No entanto, é importante que o balanço seja adequado, pois a baixa concentração de Ca2+ prejudica a atividade contrátil do coração, enquanto que a sobrecarga pode levar à morte celular. A cada batimento, a concentração do íon no citoplasma da célula aumenta cerca de 10 vezes (o que dispara a contração e bombeamento do sangue) e, a seguir, cai para seu nível de repouso (o que permite que o músculo cardíaco relaxe e o coração seja preenchido com sangue que será bombeado no próximo batimento).

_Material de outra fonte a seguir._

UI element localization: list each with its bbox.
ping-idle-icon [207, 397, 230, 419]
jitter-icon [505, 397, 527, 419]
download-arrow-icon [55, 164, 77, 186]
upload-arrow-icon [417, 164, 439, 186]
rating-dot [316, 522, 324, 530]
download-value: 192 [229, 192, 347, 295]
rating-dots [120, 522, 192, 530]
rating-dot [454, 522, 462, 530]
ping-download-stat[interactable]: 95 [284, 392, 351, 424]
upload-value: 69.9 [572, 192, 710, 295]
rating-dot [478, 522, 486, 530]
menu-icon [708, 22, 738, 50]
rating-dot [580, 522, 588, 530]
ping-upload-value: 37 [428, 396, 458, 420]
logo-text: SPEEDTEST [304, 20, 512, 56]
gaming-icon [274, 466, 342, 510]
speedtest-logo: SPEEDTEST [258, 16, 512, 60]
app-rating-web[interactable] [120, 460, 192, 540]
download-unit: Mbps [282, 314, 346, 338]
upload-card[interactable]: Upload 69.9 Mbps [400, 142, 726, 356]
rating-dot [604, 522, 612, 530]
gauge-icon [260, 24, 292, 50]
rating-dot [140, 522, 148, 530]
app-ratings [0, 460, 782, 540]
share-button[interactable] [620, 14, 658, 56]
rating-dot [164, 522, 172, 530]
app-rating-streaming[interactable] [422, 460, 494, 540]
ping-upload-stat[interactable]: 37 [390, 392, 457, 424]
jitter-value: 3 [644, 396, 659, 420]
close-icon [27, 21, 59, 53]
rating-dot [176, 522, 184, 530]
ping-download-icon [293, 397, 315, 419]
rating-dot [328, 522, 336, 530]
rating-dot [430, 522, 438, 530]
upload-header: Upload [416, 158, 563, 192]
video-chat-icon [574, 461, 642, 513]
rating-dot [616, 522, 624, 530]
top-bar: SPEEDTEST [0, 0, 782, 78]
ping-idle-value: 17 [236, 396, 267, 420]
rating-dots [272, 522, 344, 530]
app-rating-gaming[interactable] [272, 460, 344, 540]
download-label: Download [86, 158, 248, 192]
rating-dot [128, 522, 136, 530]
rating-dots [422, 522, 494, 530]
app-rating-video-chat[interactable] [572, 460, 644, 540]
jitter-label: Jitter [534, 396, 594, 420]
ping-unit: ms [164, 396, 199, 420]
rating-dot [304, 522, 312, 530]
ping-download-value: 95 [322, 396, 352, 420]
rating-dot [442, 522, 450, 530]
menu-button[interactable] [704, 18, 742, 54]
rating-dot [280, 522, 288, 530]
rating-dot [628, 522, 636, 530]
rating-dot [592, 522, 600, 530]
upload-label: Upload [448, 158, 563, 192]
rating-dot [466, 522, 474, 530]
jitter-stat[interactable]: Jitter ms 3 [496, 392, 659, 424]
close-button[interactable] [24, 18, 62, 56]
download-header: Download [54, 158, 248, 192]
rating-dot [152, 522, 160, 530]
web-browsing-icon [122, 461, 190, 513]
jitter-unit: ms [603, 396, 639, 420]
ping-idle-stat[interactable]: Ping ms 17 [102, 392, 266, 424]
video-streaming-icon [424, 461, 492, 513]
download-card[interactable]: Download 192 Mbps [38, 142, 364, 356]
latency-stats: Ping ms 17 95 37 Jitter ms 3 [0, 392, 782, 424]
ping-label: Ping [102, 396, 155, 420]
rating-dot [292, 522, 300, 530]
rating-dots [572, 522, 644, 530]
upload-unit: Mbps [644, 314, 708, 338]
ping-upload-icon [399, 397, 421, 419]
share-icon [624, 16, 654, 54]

Esta variação da concentração citoplasmática do íon é conhecida como transiente de Ca2+. O transiente ocorre pela atuação de proteínas, que não só transportam parte do cálcio para dentro e fora das células, mas também entre compartimentos intracelulares. Assim, o transiente de Ca2+ controla o ciclo da contração, determinando tanto a força desenvolvida pelo músculo cardíaco, como a duração da contração.
O projeto
No Laboratório de Pesquisa Cardiovascular (LPCv), os professores José Wilson Magalhães Bassani, do Departamento de Engenharia Biomédica da Faculdade de Engenharia Elétrica e de Computação (FEEC), e Rosana Almada Bassani, pesquisadora do CEB, têm desenvolvido métodos e técnicas para estudar o transporte de cálcio e sua relação com a contração em células cardíacas isoladas, bem como projetado e desenvolvido equipamentos e dispositivos que permitam essas medições. José Wilson Bassini tem formação em Ciência da Computação, fez mestrado e doutorado na Engenharia Elétrica e sempre trabalhou com Engenharia Biomédica. Rosana é bióloga, mestre em Ciências Biológicas e doutora em Ciências pela USP.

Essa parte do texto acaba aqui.